For the less skilled worker, support in performing these steps can be provided through a semantic software application. To achieve this, the application needs to extract low-level machine data in order to infer semantic context information (symptoms), link symptoms to causes and solutions semantically, and present appropriate solutions to the user in an easy-to-use way.

In this chapter, we describe such a semantic application for identifying appropriate technical documentation in a given error or maintenance situation in a factory. We call this application ProDok 4.0. We will demonstrate its use through two use cases: robotic application development and maintenance of industrial inspection machines. Although the use cases are very different, the underlying semantic application has a common software architecture.

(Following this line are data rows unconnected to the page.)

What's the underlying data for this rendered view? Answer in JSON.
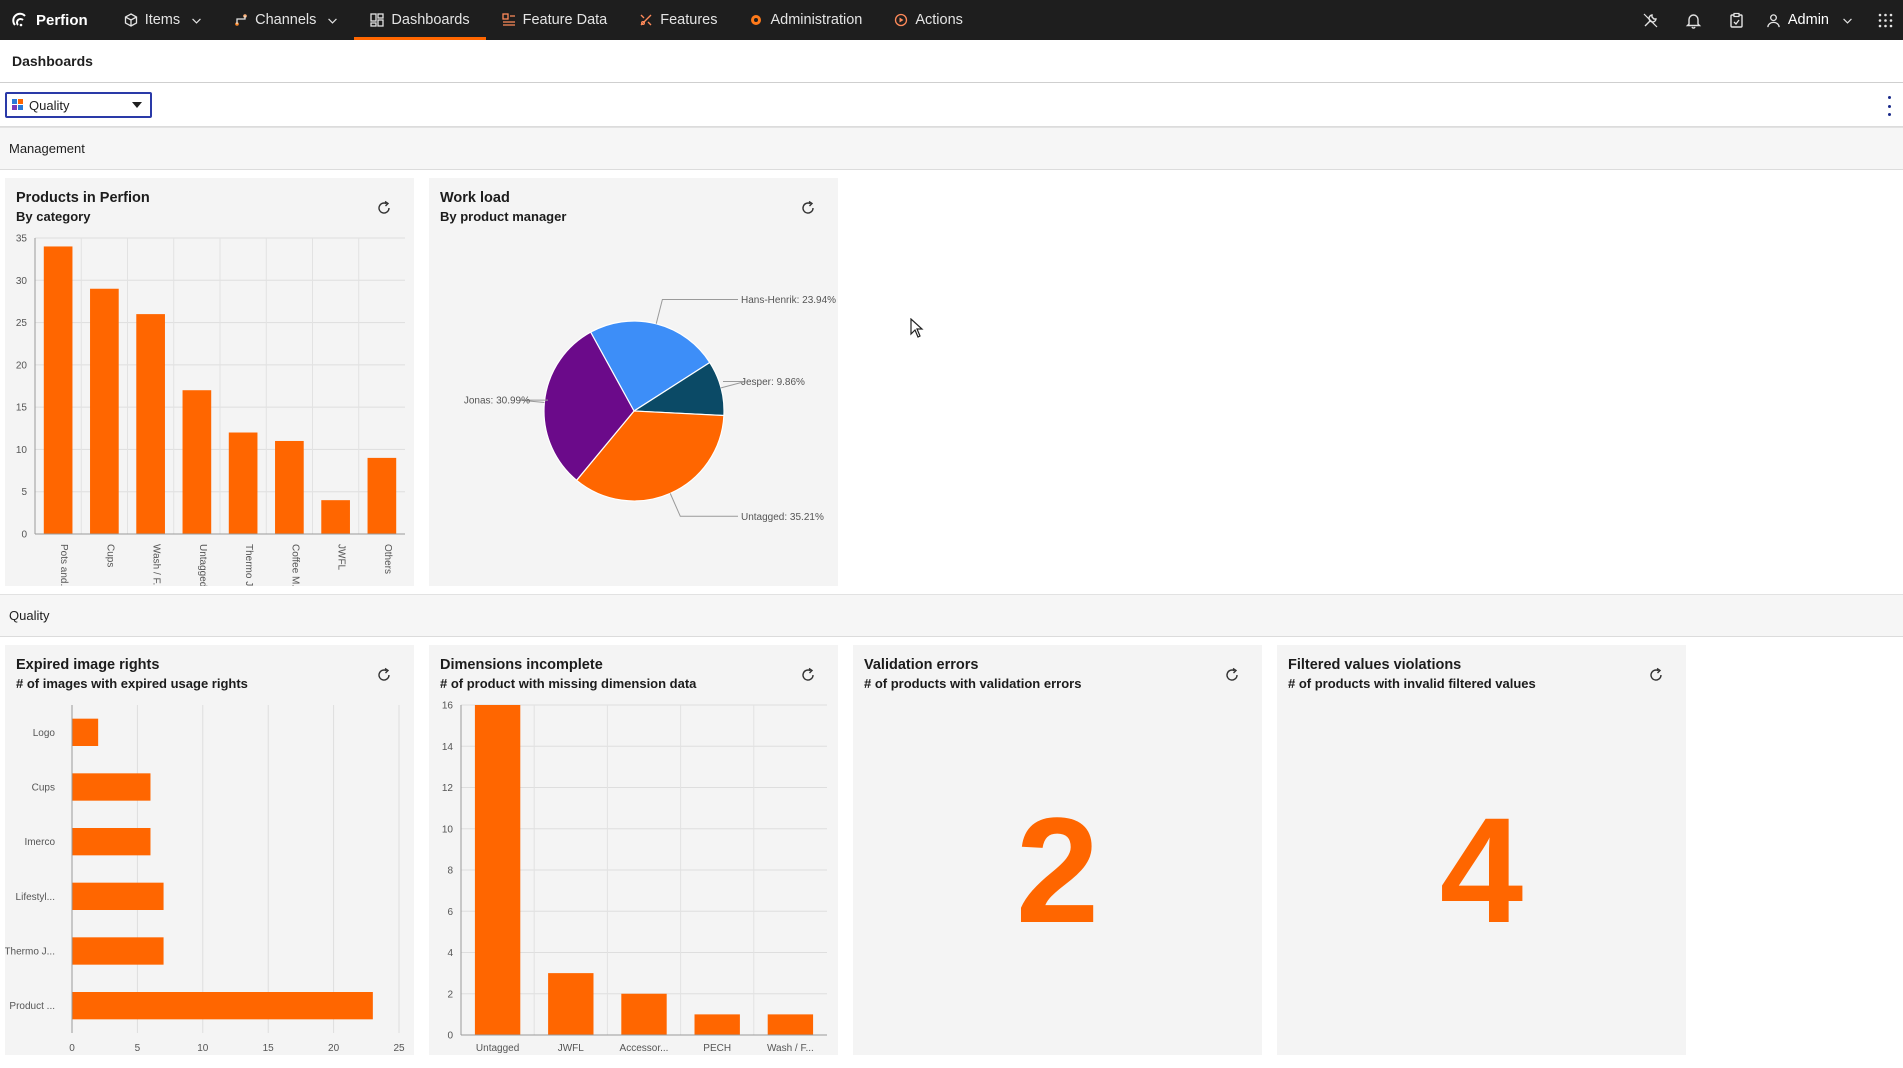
{
  "brand": {
    "name": "Perfion"
  },
  "nav": [
    {
      "label": "Items",
      "icon": "cube-icon",
      "dropdown": true,
      "active": false
    },
    {
      "label": "Channels",
      "icon": "channels-icon",
      "dropdown": true,
      "active": false
    },
    {
      "label": "Dashboards",
      "icon": "dashboard-icon",
      "dropdown": false,
      "active": true
    },
    {
      "label": "Feature Data",
      "icon": "feature-data-icon",
      "dropdown": false,
      "active": false
    },
    {
      "label": "Features",
      "icon": "features-icon",
      "dropdown": false,
      "active": false
    },
    {
      "label": "Administration",
      "icon": "gear-icon",
      "dropdown": false,
      "active": false
    },
    {
      "label": "Actions",
      "icon": "actions-icon",
      "dropdown": false,
      "active": false
    }
  ],
  "user": {
    "name": "Admin"
  },
  "page": {
    "title": "Dashboards"
  },
  "dashboard_select": {
    "value": "Quality"
  },
  "sections": {
    "management": "Management",
    "quality": "Quality"
  },
  "colors": {
    "accent": "#ff6600",
    "topbar": "#1e1e1e"
  },
  "widgets": {
    "products": {
      "title": "Products in Perfion",
      "subtitle": "By category"
    },
    "workload": {
      "title": "Work load",
      "subtitle": "By product manager"
    },
    "expired": {
      "title": "Expired image rights",
      "subtitle": "# of images with expired usage rights"
    },
    "dimensions": {
      "title": "Dimensions incomplete",
      "subtitle": "# of product with missing dimension data"
    },
    "validation": {
      "title": "Validation errors",
      "subtitle": "# of products with validation errors",
      "value": "2"
    },
    "filtered": {
      "title": "Filtered values violations",
      "subtitle": "# of products with invalid filtered values",
      "value": "4"
    }
  },
  "chart_data": [
    {
      "id": "products",
      "type": "bar",
      "categories": [
        "Pots and...",
        "Cups",
        "Wash / F...",
        "Untagged",
        "Thermo J...",
        "Coffee M...",
        "JWFL",
        "Others"
      ],
      "values": [
        34,
        29,
        26,
        17,
        12,
        11,
        4,
        9
      ],
      "ylim": [
        0,
        35
      ],
      "yticks": [
        0,
        5,
        10,
        15,
        20,
        25,
        30,
        35
      ],
      "grid": true,
      "color": "#ff6600"
    },
    {
      "id": "workload",
      "type": "pie",
      "slices": [
        {
          "label": "Hans-Henrik: 23.94%",
          "value": 23.94,
          "color": "#3d8ef8"
        },
        {
          "label": "Jesper: 9.86%",
          "value": 9.86,
          "color": "#0b4a66"
        },
        {
          "label": "Untagged: 35.21%",
          "value": 35.21,
          "color": "#ff6600"
        },
        {
          "label": "Jonas: 30.99%",
          "value": 30.99,
          "color": "#6b0a8a"
        }
      ]
    },
    {
      "id": "expired",
      "type": "bar",
      "orientation": "horizontal",
      "categories": [
        "Logo",
        "Cups",
        "Imerco",
        "Lifestyl...",
        "Thermo J...",
        "Product ..."
      ],
      "values": [
        2,
        6,
        6,
        7,
        7,
        23
      ],
      "xlim": [
        0,
        25
      ],
      "xticks": [
        0,
        5,
        10,
        15,
        20,
        25
      ],
      "grid": true,
      "color": "#ff6600"
    },
    {
      "id": "dimensions",
      "type": "bar",
      "categories": [
        "Untagged",
        "JWFL",
        "Accessor...",
        "PECH",
        "Wash / F..."
      ],
      "values": [
        16,
        3,
        2,
        1,
        1
      ],
      "ylim": [
        0,
        16
      ],
      "yticks": [
        0,
        2,
        4,
        6,
        8,
        10,
        12,
        14,
        16
      ],
      "grid": true,
      "color": "#ff6600"
    }
  ]
}
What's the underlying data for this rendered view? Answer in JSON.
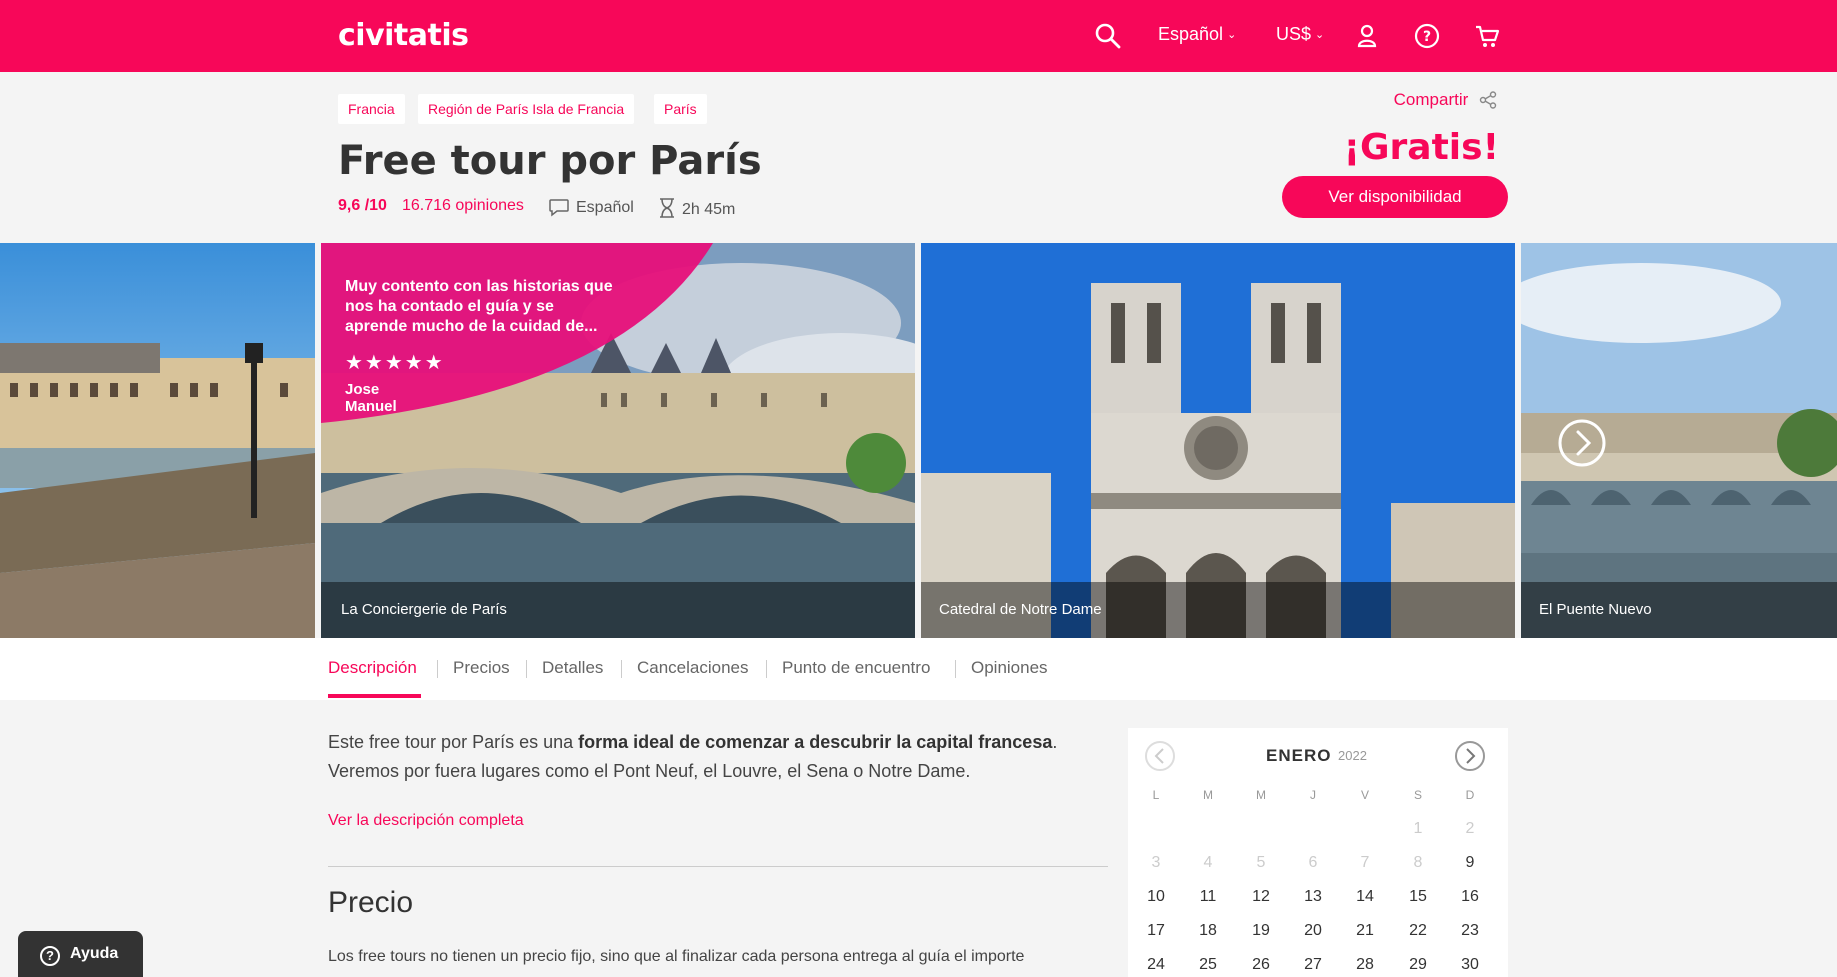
{
  "header": {
    "logo": "civitatis",
    "language": "Español",
    "currency": "US$"
  },
  "breadcrumbs": [
    "Francia",
    "Región de París Isla de Francia",
    "París"
  ],
  "share_label": "Compartir",
  "title": "Free tour por París",
  "rating": "9,6 /10",
  "reviews": "16.716 opiniones",
  "tour_language": "Español",
  "duration": "2h 45m",
  "price_label": "¡Gratis!",
  "availability_button": "Ver disponibilidad",
  "gallery": {
    "review": {
      "text": "Muy contento con las historias que nos ha contado el guía y se aprende mucho de la cuidad de...",
      "stars": "★★★★★",
      "author": "Jose Manuel"
    },
    "captions": [
      "La Conciergerie de París",
      "Catedral de Notre Dame",
      "El Puente Nuevo"
    ]
  },
  "tabs": [
    "Descripción",
    "Precios",
    "Detalles",
    "Cancelaciones",
    "Punto de encuentro",
    "Opiniones"
  ],
  "description": {
    "part1": "Este free tour por París es una ",
    "bold": "forma ideal de comenzar a descubrir la capital francesa",
    "part2": ". Veremos por fuera lugares como el Pont Neuf, el Louvre, el Sena o Notre Dame.",
    "more_link": "Ver la descripción completa"
  },
  "price_section": {
    "title": "Precio",
    "text": "Los free tours no tienen un precio fijo, sino que al finalizar cada persona entrega al guía el importe"
  },
  "calendar": {
    "month": "ENERO",
    "year": "2022",
    "weekdays": [
      "L",
      "M",
      "M",
      "J",
      "V",
      "S",
      "D"
    ],
    "rows": [
      [
        "",
        "",
        "",
        "",
        "",
        "1",
        "2"
      ],
      [
        "3",
        "4",
        "5",
        "6",
        "7",
        "8",
        "9"
      ],
      [
        "10",
        "11",
        "12",
        "13",
        "14",
        "15",
        "16"
      ],
      [
        "17",
        "18",
        "19",
        "20",
        "21",
        "22",
        "23"
      ],
      [
        "24",
        "25",
        "26",
        "27",
        "28",
        "29",
        "30"
      ]
    ],
    "disabled_days": [
      "1",
      "2",
      "3",
      "4",
      "5",
      "6",
      "7",
      "8"
    ]
  },
  "help_button": "Ayuda",
  "colors": {
    "brand": "#f70759",
    "background": "#f4f4f4"
  }
}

12.2 Use Case 1: Robotics Application Development

State-of-the-art robots such as the KUKA LBR iiwa (Fig. 12.1) are designed to be deployed in a wide range of application domains. A key feature to enable this flexibility is the capability to sense forces and torques, and thus, to react to haptic user interaction as well as physical contact or collisions with its environment. The ability to measure external forces and torques allows for the development of force-controlled robot applications , where the teach-in of exact positions is no longer required. Instead, an application could, for example, move the end effector towards a surface until it detects physical contact and then move along the surface while constantly applying a certain force. This allows for the development of sensitive joining or peg-in-hole applications without knowing the exact position of the surface, the hole, the parts to be joined, etc., while achieving as high a precision as could possibly be realised using a position control mode only.

Fig. 12.1
figure 1

LBR iiwa and ProDok 4.0 web interface

These new features cause an increase in complexity when developing robotic applications. This is because force/torque measurements and the corresponding conditional application control mechanisms need to be mastered in addition to a correct and more comprehensive configuration of the robot, end effector, workpiece, etc. Matching both the machine configuration and status as well as the developers knowledge level, our ProDok 4.0 application shall support the process of developing robotic applications by allowing access to helpful documentation for error situations with ease.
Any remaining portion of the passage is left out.